What industries can benefit most from a real-time voice translation API?

Industries that benefit most include customer service, enterprise software and collaboration, media and entertainment, and consumer apps.

How do I integrate the API into my existing application?

You can integrate Palabra API into your application by using our SDKs or connecting directly via WebRTC (for browsers) or WebSockets (for servers).

Which programming languages and SDKs are supported?

Palabra provides SDKs and client libraries for Python and JavaScript. For other languages, Palabra integrates through WebRTC (frontend) and WebSockets (backend).

Is HTML & XML handling supported for translation?

As a real-time speech-to-speech translation solution, Palabra supports audio input only.

Can I customize translations with a glossary?

Yes. Glossaries let you define how Palabra translates specific terms. Once enabled, your glossary applies across all Palabra applications and sessions.

How is data secured during and after translation?

All conversations are encrypted in transit and processed entirely in memory. Palabra does not store voice data on its servers ー once audio is translated, it is deleted.

Does the API store or log voice data?

No. By default, Palabra does not store or log user data, nor is user data used to train models.

Can the API be deployed in a private cloud or on-premises environment?

Yes.
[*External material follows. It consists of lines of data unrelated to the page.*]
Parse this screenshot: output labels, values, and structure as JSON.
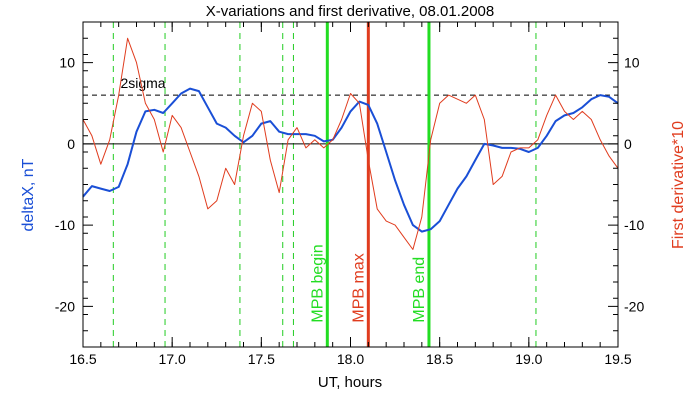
{
  "chart_data": {
    "type": "line",
    "title": "X-variations and first derivative, 08.01.2008",
    "xlabel": "UT, hours",
    "ylabel_left": "deltaX, nT",
    "ylabel_right": "First derivative*10",
    "xlim": [
      16.5,
      19.5
    ],
    "ylim": [
      -25,
      15
    ],
    "x_ticks": [
      "16.5",
      "17.0",
      "17.5",
      "18.0",
      "18.5",
      "19.0",
      "19.5"
    ],
    "y_ticks_left": [
      "10",
      "0",
      "-10",
      "-20"
    ],
    "y_ticks_right": [
      "10",
      "0",
      "-10",
      "-20"
    ],
    "y_tick_values": [
      10,
      0,
      -10,
      -20
    ],
    "threshold": {
      "label": "2sigma",
      "value": 6
    },
    "zero_line": 0,
    "colors": {
      "deltaX": "#1a4fd6",
      "derivative": "#e03c1e",
      "mpb_edge": "#22dd22",
      "mpb_max": "#e03c1e",
      "event": "#22cc22",
      "axis": "#000000"
    },
    "series": [
      {
        "name": "deltaX, nT",
        "x": [
          16.5,
          16.55,
          16.6,
          16.65,
          16.7,
          16.75,
          16.8,
          16.85,
          16.9,
          16.95,
          17.0,
          17.05,
          17.1,
          17.15,
          17.2,
          17.25,
          17.3,
          17.35,
          17.4,
          17.45,
          17.5,
          17.55,
          17.6,
          17.65,
          17.7,
          17.75,
          17.8,
          17.85,
          17.9,
          17.95,
          18.0,
          18.05,
          18.1,
          18.15,
          18.2,
          18.25,
          18.3,
          18.35,
          18.4,
          18.45,
          18.5,
          18.55,
          18.6,
          18.65,
          18.7,
          18.75,
          18.8,
          18.85,
          18.9,
          18.95,
          19.0,
          19.05,
          19.1,
          19.15,
          19.2,
          19.25,
          19.3,
          19.35,
          19.4,
          19.45,
          19.5
        ],
        "y": [
          -6.5,
          -5.2,
          -5.5,
          -5.8,
          -5.3,
          -2.5,
          1.5,
          4.0,
          4.2,
          3.8,
          5.0,
          6.2,
          6.8,
          6.5,
          4.5,
          2.5,
          2.0,
          1.0,
          0.2,
          1.0,
          2.5,
          2.8,
          1.5,
          1.2,
          1.2,
          1.2,
          1.0,
          0.3,
          0.5,
          2.0,
          4.0,
          5.2,
          4.8,
          2.5,
          -1.0,
          -4.5,
          -7.5,
          -10.0,
          -10.8,
          -10.5,
          -9.5,
          -7.5,
          -5.5,
          -4.0,
          -2.0,
          0.0,
          -0.2,
          -0.5,
          -0.5,
          -0.6,
          -1.0,
          -0.5,
          1.0,
          2.8,
          3.5,
          3.8,
          4.5,
          5.5,
          6.0,
          5.8,
          5.0
        ]
      },
      {
        "name": "First derivative*10",
        "x": [
          16.5,
          16.55,
          16.6,
          16.65,
          16.7,
          16.75,
          16.8,
          16.85,
          16.9,
          16.95,
          17.0,
          17.05,
          17.1,
          17.15,
          17.2,
          17.25,
          17.3,
          17.35,
          17.4,
          17.45,
          17.5,
          17.55,
          17.6,
          17.65,
          17.7,
          17.75,
          17.8,
          17.85,
          17.9,
          17.95,
          18.0,
          18.05,
          18.1,
          18.15,
          18.2,
          18.25,
          18.3,
          18.35,
          18.4,
          18.45,
          18.5,
          18.55,
          18.6,
          18.65,
          18.7,
          18.75,
          18.8,
          18.85,
          18.9,
          18.95,
          19.0,
          19.05,
          19.1,
          19.15,
          19.2,
          19.25,
          19.3,
          19.35,
          19.4,
          19.45,
          19.5
        ],
        "y": [
          3.0,
          1.0,
          -2.5,
          0.5,
          6.0,
          13.0,
          10.0,
          5.0,
          3.0,
          -1.0,
          3.5,
          2.0,
          -1.0,
          -4.0,
          -8.0,
          -7.0,
          -3.0,
          -5.0,
          1.0,
          5.0,
          4.0,
          -2.0,
          -6.0,
          0.5,
          2.0,
          -0.5,
          0.5,
          -0.5,
          0.5,
          3.0,
          6.2,
          5.0,
          -2.0,
          -8.0,
          -9.5,
          -10.0,
          -11.5,
          -13.0,
          -9.0,
          0.5,
          5.0,
          6.0,
          5.5,
          5.0,
          6.0,
          3.0,
          -5.0,
          -4.0,
          -1.0,
          -0.5,
          -0.5,
          0.5,
          3.5,
          6.0,
          4.0,
          3.0,
          4.0,
          3.0,
          0.5,
          -1.5,
          -3.0
        ]
      }
    ],
    "vertical_lines": [
      {
        "x": 17.87,
        "label": "MPB begin",
        "kind": "mpb_edge"
      },
      {
        "x": 18.1,
        "label": "MPB max",
        "kind": "mpb_max"
      },
      {
        "x": 18.44,
        "label": "MPB end",
        "kind": "mpb_edge"
      }
    ],
    "event_lines": [
      16.67,
      16.96,
      17.38,
      17.62,
      17.68,
      19.04
    ],
    "grid": false,
    "legend": "none"
  }
}
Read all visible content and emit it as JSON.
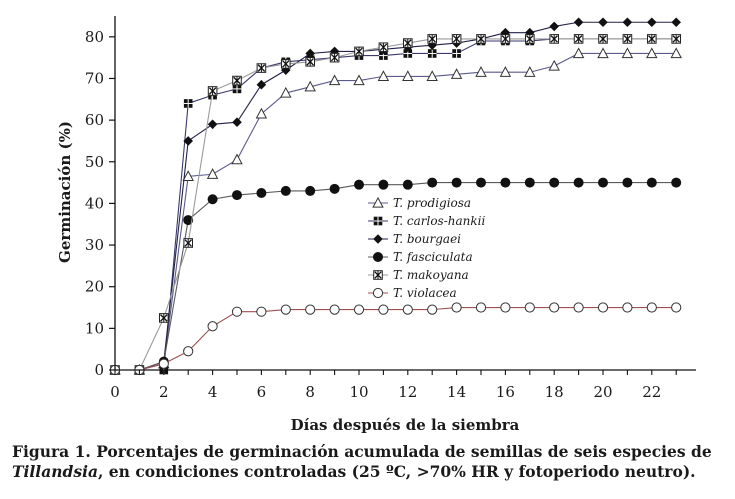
{
  "chart_data": {
    "type": "line",
    "title": "",
    "xlabel": "Días después de la siembra",
    "ylabel": "Germinación (%)",
    "xlim": [
      0,
      23
    ],
    "ylim": [
      0,
      85
    ],
    "xticks": [
      0,
      2,
      4,
      6,
      8,
      10,
      12,
      14,
      16,
      18,
      20,
      22
    ],
    "yticks": [
      0,
      10,
      20,
      30,
      40,
      50,
      60,
      70,
      80
    ],
    "legend_position": "center-right",
    "grid": false,
    "series": [
      {
        "name": "T. prodigiosa",
        "color": "#5a5a8c",
        "marker": "open-triangle",
        "x": [
          0,
          1,
          2,
          3,
          4,
          5,
          6,
          7,
          8,
          9,
          10,
          11,
          12,
          13,
          14,
          15,
          16,
          17,
          18,
          19,
          20,
          21,
          22,
          23
        ],
        "values": [
          0,
          0,
          1.5,
          46.5,
          47,
          50.5,
          61.5,
          66.5,
          68,
          69.5,
          69.5,
          70.5,
          70.5,
          70.5,
          71,
          71.5,
          71.5,
          71.5,
          73,
          76,
          76,
          76,
          76,
          76
        ]
      },
      {
        "name": "T. carlos-hankii",
        "color": "#3a3a6e",
        "marker": "filled-square-cross",
        "x": [
          0,
          1,
          2,
          3,
          4,
          5,
          6,
          7,
          8,
          9,
          10,
          11,
          12,
          13,
          14,
          15,
          16,
          17,
          18,
          19,
          20,
          21,
          22,
          23
        ],
        "values": [
          0,
          0,
          0,
          64,
          66,
          67.5,
          72.5,
          74,
          74.5,
          75,
          75.5,
          75.5,
          76,
          76,
          76,
          79,
          79,
          79,
          79.5,
          79.5,
          79.5,
          79.5,
          79.5,
          79.5
        ]
      },
      {
        "name": "T. bourgaei",
        "color": "#22224a",
        "marker": "filled-diamond",
        "x": [
          0,
          1,
          2,
          3,
          4,
          5,
          6,
          7,
          8,
          9,
          10,
          11,
          12,
          13,
          14,
          15,
          16,
          17,
          18,
          19,
          20,
          21,
          22,
          23
        ],
        "values": [
          0,
          0,
          2,
          55,
          59,
          59.5,
          68.5,
          72,
          76,
          76.5,
          76.5,
          77,
          77.5,
          78,
          78.5,
          79.5,
          81,
          81,
          82.5,
          83.5,
          83.5,
          83.5,
          83.5,
          83.5
        ]
      },
      {
        "name": "T. fasciculata",
        "color": "#5a5a5a",
        "marker": "filled-circle",
        "x": [
          0,
          1,
          2,
          3,
          4,
          5,
          6,
          7,
          8,
          9,
          10,
          11,
          12,
          13,
          14,
          15,
          16,
          17,
          18,
          19,
          20,
          21,
          22,
          23
        ],
        "values": [
          0,
          0,
          2,
          36,
          41,
          42,
          42.5,
          43,
          43,
          43.5,
          44.5,
          44.5,
          44.5,
          45,
          45,
          45,
          45,
          45,
          45,
          45,
          45,
          45,
          45,
          45
        ]
      },
      {
        "name": "T. makoyana",
        "color": "#9a9a9a",
        "marker": "star-square",
        "x": [
          0,
          1,
          2,
          3,
          4,
          5,
          6,
          7,
          8,
          9,
          10,
          11,
          12,
          13,
          14,
          15,
          16,
          17,
          18,
          19,
          20,
          21,
          22,
          23
        ],
        "values": [
          0,
          0,
          12.5,
          30.5,
          67,
          69.5,
          72.5,
          73.5,
          74,
          75,
          76.5,
          77.5,
          78.5,
          79.5,
          79.5,
          79.5,
          79.5,
          79.5,
          79.5,
          79.5,
          79.5,
          79.5,
          79.5,
          79.5
        ]
      },
      {
        "name": "T. violacea",
        "color": "#a05050",
        "marker": "open-circle",
        "x": [
          0,
          1,
          2,
          3,
          4,
          5,
          6,
          7,
          8,
          9,
          10,
          11,
          12,
          13,
          14,
          15,
          16,
          17,
          18,
          19,
          20,
          21,
          22,
          23
        ],
        "values": [
          0,
          0,
          1.5,
          4.5,
          10.5,
          14,
          14,
          14.5,
          14.5,
          14.5,
          14.5,
          14.5,
          14.5,
          14.5,
          15,
          15,
          15,
          15,
          15,
          15,
          15,
          15,
          15,
          15
        ]
      }
    ]
  },
  "caption": {
    "label": "Figura 1.",
    "text_before": " Porcentajes de germinación acumulada de semillas de seis especies de ",
    "italic": "Tillandsia",
    "text_after": ", en condiciones controladas (25 ºC, >70% HR y fotoperiodo neutro)."
  }
}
The Palabra API can run in a private cloud or on-premises, fully under your own security and compliance controls.

What audio does Palabra.ai support?

Palabra.ai WebSocket integration supports these input audio formats: Opus, PCM_S16LE, and WAV. For output, it supports PCM_S16LE and ZLIB_PCM_S16LE.

What is the maximum audio length supported per request?

Palabra processes real-time audio streams, which by default can run indefinitely.

How does the API maintain accuracy in noisy environments?

Palabra includes integrated noise suppression, so speech remains accurate even in noisy conditions. No additional preprocessing is required.